Then the Dragon-King spoke, saying:
"Quick, take this casket, I deign not to remain long in this upper world of mortals. With these I endow the imperial prince of the Heavenly line of the mikados of the Divine country. He shall be invulnerable in battle. He shall have long life. To him I give power over sea and land. Of this, let these Tide-Jewels be the token."
Hardly were these words uttered when the Dragon-King disappeared with a tremendous splash. Takénouchi standing erect but breathless amid the crowd of rowers who, crouching at the boat's bottom had not dared so much as to lift up their noses, waited a moment, and then gave the command to turn the prow to the shore.
Ojin grew up and became a great warrior, invincible in battle and powerful in peace. He lived to be one hundred and eleven years old, and was next to the last of the long lived mikados of Everlasting Great Japan.
To this day Japanese soldiers honor him as the patron of war, and pray to him as the ruler of battle.

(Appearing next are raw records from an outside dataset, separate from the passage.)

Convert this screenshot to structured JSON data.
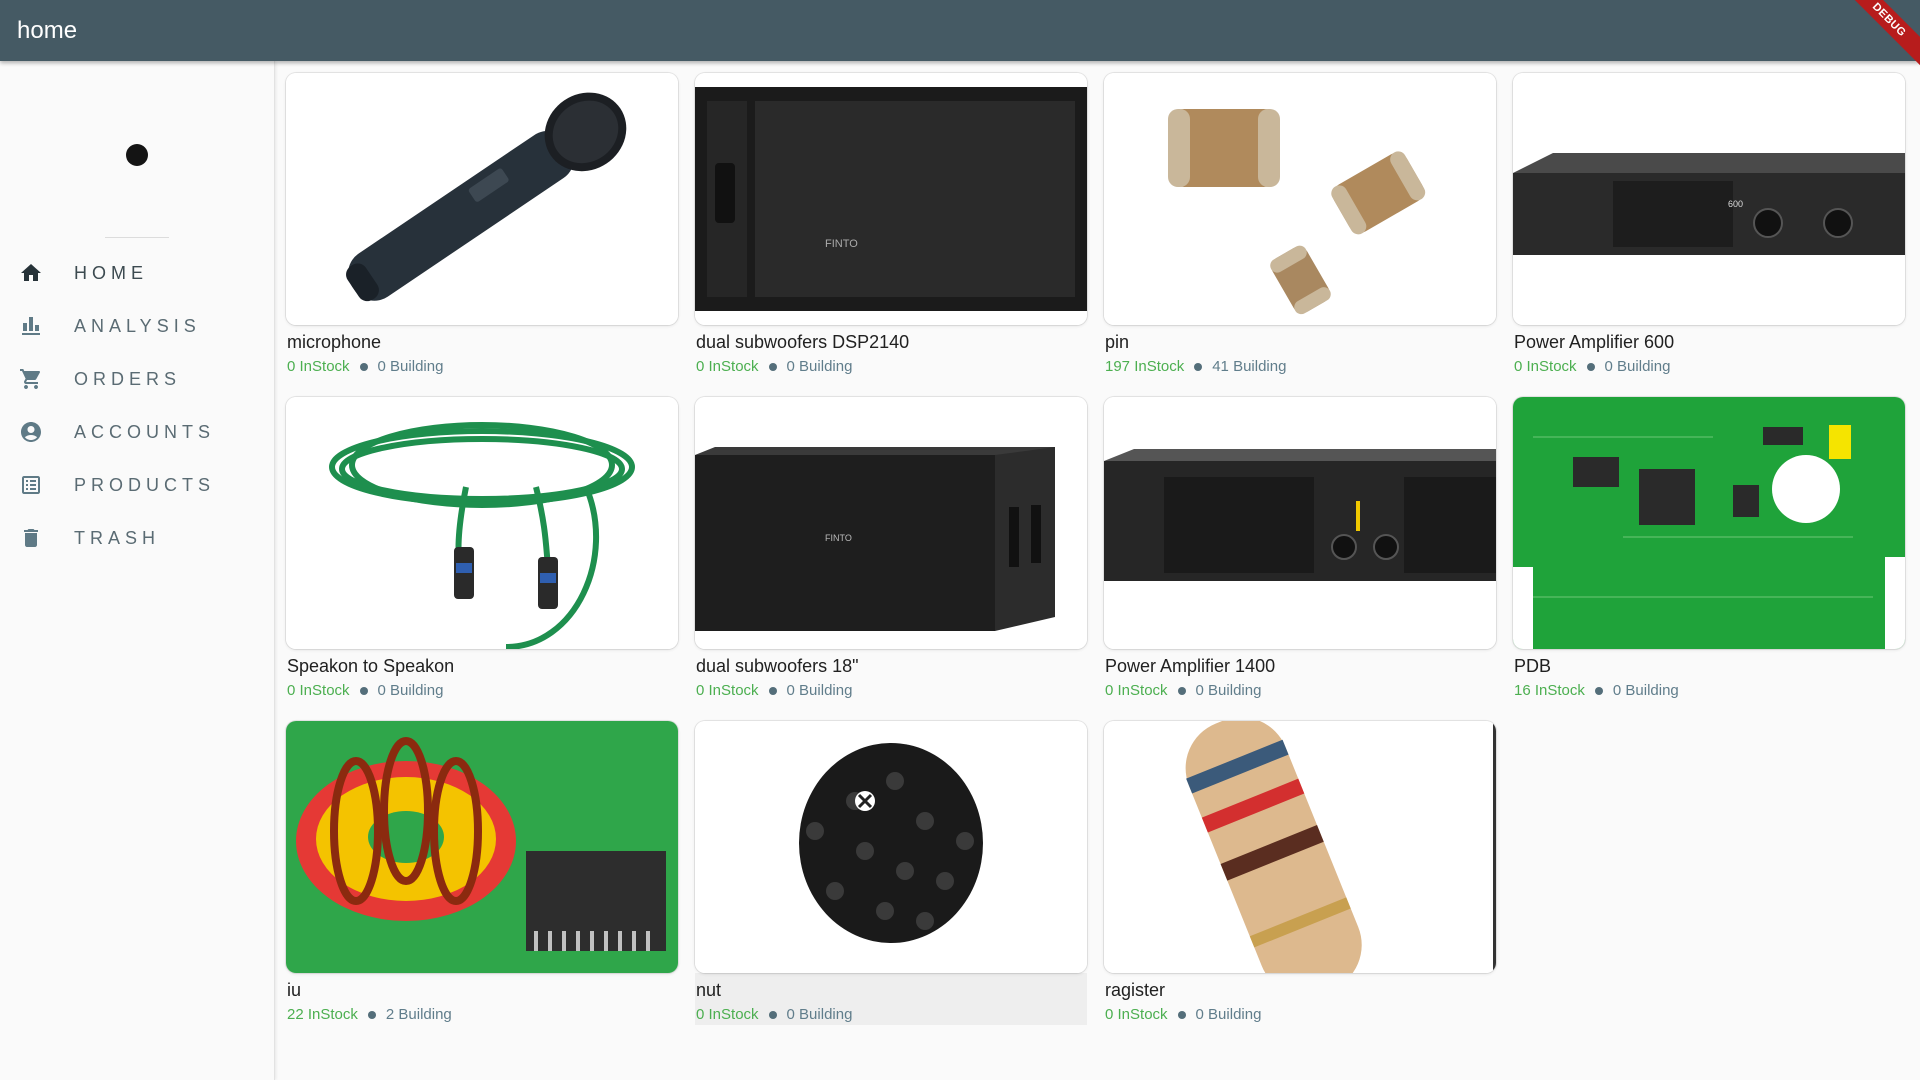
{
  "appbar": {
    "title": "home",
    "debug_label": "DEBUG"
  },
  "sidebar": {
    "items": [
      {
        "label": "HOME",
        "icon": "home-icon"
      },
      {
        "label": "ANALYSIS",
        "icon": "bar-chart-icon"
      },
      {
        "label": "ORDERS",
        "icon": "cart-icon"
      },
      {
        "label": "ACCOUNTS",
        "icon": "account-circle-icon"
      },
      {
        "label": "PRODUCTS",
        "icon": "list-icon"
      },
      {
        "label": "TRASH",
        "icon": "trash-icon"
      }
    ]
  },
  "products": [
    {
      "name": "microphone",
      "instock": "0 InStock",
      "building": "0 Building"
    },
    {
      "name": "dual subwoofers DSP2140",
      "instock": "0 InStock",
      "building": "0 Building"
    },
    {
      "name": "pin",
      "instock": "197 InStock",
      "building": "41 Building"
    },
    {
      "name": "Power Amplifier 600",
      "instock": "0 InStock",
      "building": "0 Building"
    },
    {
      "name": "Speakon to Speakon",
      "instock": "0 InStock",
      "building": "0 Building"
    },
    {
      "name": "dual subwoofers 18\"",
      "instock": "0 InStock",
      "building": "0 Building"
    },
    {
      "name": "Power Amplifier 1400",
      "instock": "0 InStock",
      "building": "0 Building"
    },
    {
      "name": "PDB",
      "instock": "16 InStock",
      "building": "0 Building"
    },
    {
      "name": "iu",
      "instock": "22 InStock",
      "building": "2 Building"
    },
    {
      "name": "nut",
      "instock": "0 InStock",
      "building": "0 Building"
    },
    {
      "name": "ragister",
      "instock": "0 InStock",
      "building": "0 Building"
    }
  ],
  "colors": {
    "appbar": "#455a64",
    "instock": "#4caf50",
    "building": "#607d8b"
  }
}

When the Buddhist priests came to Japan they changed his name to Hachiman Dai Bosatsu, or the "Great Buddha of the Eight Banners." On many a hill and in many a village of Japan may still be seen a shrine to his honor. Often when a soldier comes back from war, he will hang up a tablet or picture-frame, on which is carved a painting or picture of the two-edged short sword like that which Ojin carried. Many of the old soldiers who fought in armor wore a little silver sword of Ojin set as a frontlet to their helmets, for a crest of honor. On gilded or lacquered Japanese cabinets and shrines, and printed on their curious old, and new greenback paper money, are seen the blazing Jewels of the Tides. On their gold and silver coins the coiled dragon clutches in his claws the Jewels of the Ebbing and the Flowing Tide. One of the iron-clad war ships of the imperial Japanese navy, on which floats proudly the red sun-banner of the Empire of the Rising Sun, is named Kōgō (Empress) after the Amazon empress who in the third century carried the arms of the Island Empire into the main land of Asia, and won victory by her mastery over the ebbing and the flowing tides.
THE DRAGON KING'S GIFT OF THE TIDE JEWELS.